Tuesday, June 24th, 2003

MY BRIEF COMMENT ON THE SUPREME COURT DECISION

My focus here at Zenpundit is primarily foreign policy but since affirmative action is so strident an issue I have the following observation on yesterday’s ruling. The High Court demonstrated longstanding continuity, starting with Bakke by issuing another ambiguous decision that whittles down the allowable parameters of using race in public policy decisions. My sense is that the Court is trying to say ” not yet ” in regards to definitively ruling on affirmative action’s inherent logical conflict with the text of the 14th Amendment. Constitutionally, affirmative action is pretty much doomed but politically the Court seems to be wary of the possibly explosive electoral effects of an across the board sweep like the Hopwood decision in Texas prior to an election year. Affirmative action will probably continue to muddle along in this fashion for another decade or two until it is undone by the demographic changes of the electorate.

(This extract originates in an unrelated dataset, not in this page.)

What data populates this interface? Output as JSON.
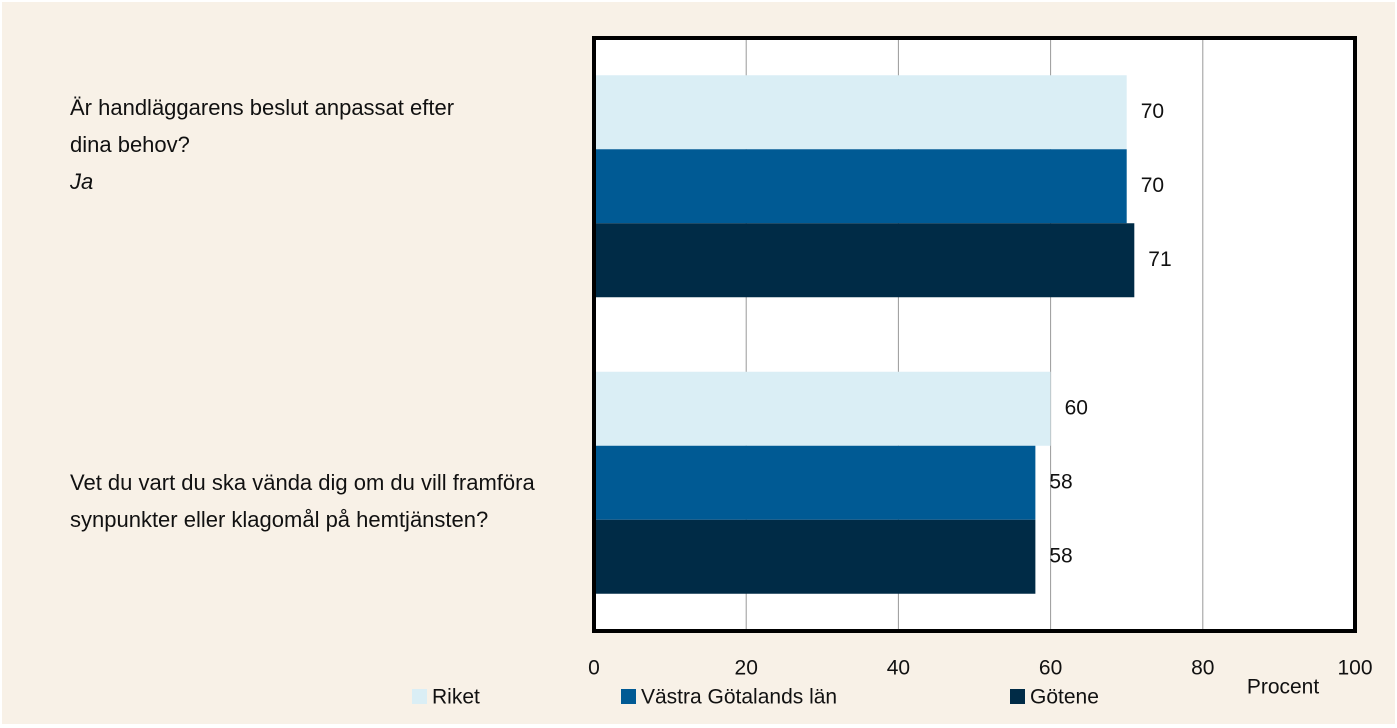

In higher education at selective schools affirmative action has been used to redress the continuing lag between the mean standardized test scores between white and black applicants ( Harvard excepted where the gap is less significant statistically). As a remedy, setting aside moral and constitutional questions, this back-end solution has not been terribly effective in terms of minority graduation rates while having the added negative of being politically and racially polarizing. What affirmative action programs in elite universities have done well however, and this is the real issue seldom discussed, is act as a networking gateway to the American power structure for promising minority students. If you want pure intellectual stimulation you go to the University of Chicago; if you aim to probe the reaches of science you head for Caltech – but if you want to run the world you fight to get into the Ivy league.

When we want to get serious as a society about closing the educational gap for minority students we will put our money, effort and political capital into longitudinal, comprehensive, programs that work from the bottom up k-12, if not earlier. There are no shortcuts.